“Your most unhappy customers are your greatest source of learning.” — Bill Gates
An unhappy customer teaches you a lot, be it about your products, your ability to read the customers’ needs, existing circumstances, or even one’s demeanor when handling customers. Of all people, Bill Gates’ making this statement adds further to its credence.
Bill Gates doesn’t need an introduction. For close to three decades, his company Microsoft has provided essential software to practically every other computer on the planet. This we are sure wouldn’t have been possible had he not kept his ears practically to the ground.
On why Bill Gates made such a profound statement, there could be multiple reasons and from them, learnings. We mention a few below:
A business is there to serve a client.
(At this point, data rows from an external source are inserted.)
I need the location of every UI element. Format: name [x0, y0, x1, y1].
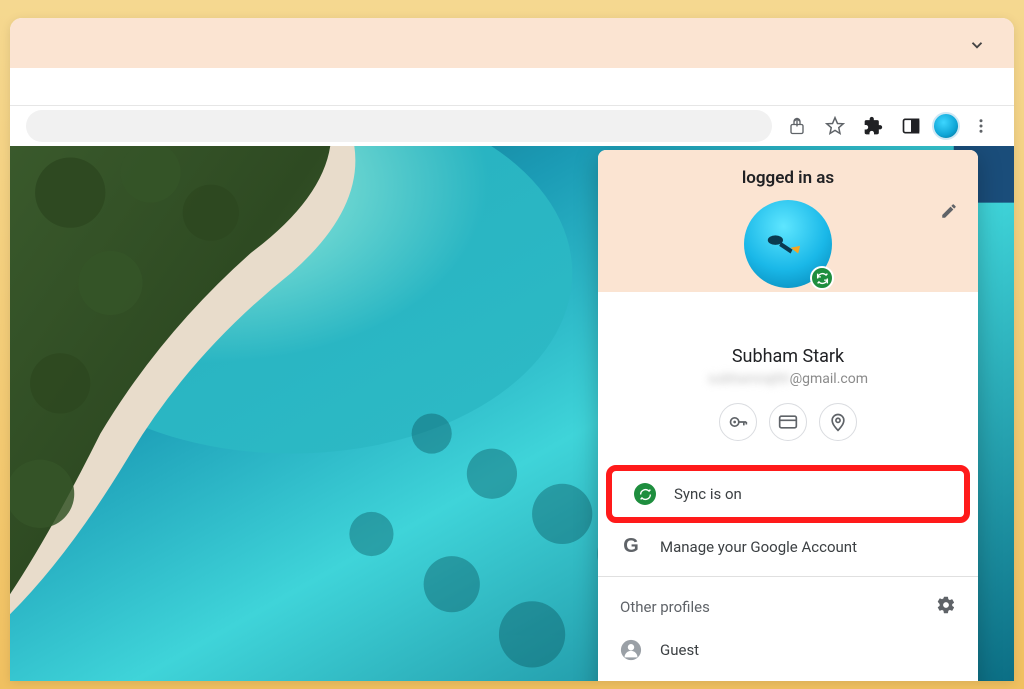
passwords-shortcut[interactable]	[719, 403, 757, 441]
add-profile-item[interactable]: Add	[598, 673, 978, 681]
guest-label: Guest	[660, 641, 699, 659]
puzzle-icon[interactable]	[856, 109, 890, 143]
toolbar-spacer	[10, 68, 1014, 106]
side-panel-icon[interactable]	[894, 109, 928, 143]
highlight-annotation: Sync is on	[606, 465, 970, 523]
profile-display-name: Subham Stark	[618, 346, 958, 367]
avatar-large	[744, 200, 832, 288]
profile-popover: logged in as Subham Stark subhamrajthl@g…	[598, 150, 978, 681]
shortcut-row	[618, 403, 958, 441]
menu-list: Sync is on G Manage your Google Account …	[598, 461, 978, 681]
tab-strip	[10, 18, 1014, 68]
manage-label: Manage your Google Account	[660, 538, 857, 556]
guest-profile-item[interactable]: Guest	[598, 627, 978, 673]
kebab-menu-icon[interactable]	[964, 109, 998, 143]
popover-header: logged in as	[598, 150, 978, 292]
star-icon[interactable]	[818, 109, 852, 143]
gear-icon[interactable]	[936, 595, 956, 619]
popover-title: logged in as	[618, 168, 958, 188]
share-icon[interactable]	[780, 109, 814, 143]
sync-icon	[634, 483, 656, 505]
page-content: logged in as Subham Stark subhamrajthl@g…	[10, 146, 1014, 681]
chevron-down-icon[interactable]	[968, 36, 986, 58]
addresses-shortcut[interactable]	[819, 403, 857, 441]
sync-badge-icon	[810, 266, 834, 290]
omnibox-row	[10, 106, 1014, 146]
sync-menu-item[interactable]: Sync is on	[612, 471, 964, 517]
omnibox[interactable]	[26, 110, 772, 142]
payment-shortcut[interactable]	[769, 403, 807, 441]
browser-window: logged in as Subham Stark subhamrajthl@g…	[10, 18, 1014, 681]
profile-avatar-button[interactable]	[932, 112, 960, 140]
sync-label: Sync is on	[674, 485, 742, 503]
pencil-icon[interactable]	[940, 202, 958, 224]
popover-body: Subham Stark subhamrajthl@gmail.com	[598, 292, 978, 461]
person-icon	[620, 639, 642, 661]
divider	[598, 576, 978, 577]
manage-account-item[interactable]: G Manage your Google Account	[598, 523, 978, 570]
other-profiles-label: Other profiles	[620, 598, 710, 616]
profile-email: subhamrajthl@gmail.com	[618, 371, 958, 387]
other-profiles-header: Other profiles	[598, 583, 978, 627]
google-g-icon: G	[620, 535, 642, 558]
If the former doesn’t heed to the latter’s advice and concerns, what are they there for??
Businesses exist to serve their intended and identified customers, and it is the former’s obligation to take care of the latter’s genuine concerns and needs. A business should not and must not neglect a client’s need to the extent possible. If a product or service provider does not remain attentive to client needs, where is the client to go?
It is thus the former’s most profound obligation to serve his/ her/ their customers with all their resources. If gaps still remain, a service provider ought to be upfront (though not curt) in making things clear to the client. If the former’s contention remains justifiable and true, there is every reason to believe that the client may relent, and sometimes even help the service/ product provider make essential changes and additions.
A client knows his/ her/ its business and needs. They could also be knowing that of a service/ product provider, besides the latter weak points and shortcomings.
Clients are the best judge of their circumstances which include products/ services, and other essentials that affect their work. If they remain unhappy, it could be for various reasons which could include a service provider’s faulty products/ services, shoddy client servicing, and lack of essential backup.
By being sensitive to a clients’ expectations and reason for unhappiness, a service provider may improve products, services, and experiences, and get the opportunity to deep-sell other products to the client.
That said, most clients are also aware of a service/ product provider’s shortcomings and pain points and use the same to further their causes which may be detrimental to a service/ product provider.
The client is paying you for a product and has every right to express his/ her displeasure.
Every pay-out has expectations tied to it which these days could be in the form of set KRAs. Not performing up to expectations is a sure way of inviting a client’s unhappiness which is quite natural. A client’s unhappiness could also be relative to their expectation versus what they got. In all, it could be a natural expression of a client’s feeling which nevertheless ought to be read and addressed in a rightful manner.
A client who remains unhappy could be the potential source for the entry of competition.
Competition across industries, verticals, and situations is intense these days. So intense in most cases that the client may need half an opportunity to either walk over to competition or end up creating one where the situation so demands.
Logistics is one field where competition to gain and retain clients is intense. So much so that companies are known to take over competing entities just to stave competition besides learning the latter’s secrets. It is a known fact in this industry that clients have created entities to serve their needs, in some cases being manned by the service provider’s own employees! It thus makes sense to heed a client’s words and address pain points ASAP. The outcome otherwise could be disastrous.
Unhappiness could sometimes not be with respect to your product but the extras that competition provides. By keenly observing, one can modify one’s own products and services.
SaaS probably is the best example to explain this point. Between two service providers, that which provides the same product with better add-ons and features is sure to lure and retain a client. What was earlier a Capex service has now turned revenue with the introduction of SaaS.
Incidents such as these could also be a reason for the client’s unhappiness with those who do nothing new to address a pain point. Where seen intelligently, such an event can in fact turn things for the better by focussing an enterprise’s attention on newer areas of revenue generation and growth.
In the end, the one who learns and implements survives, and grows. In that, an unhappy client could have a big role to play.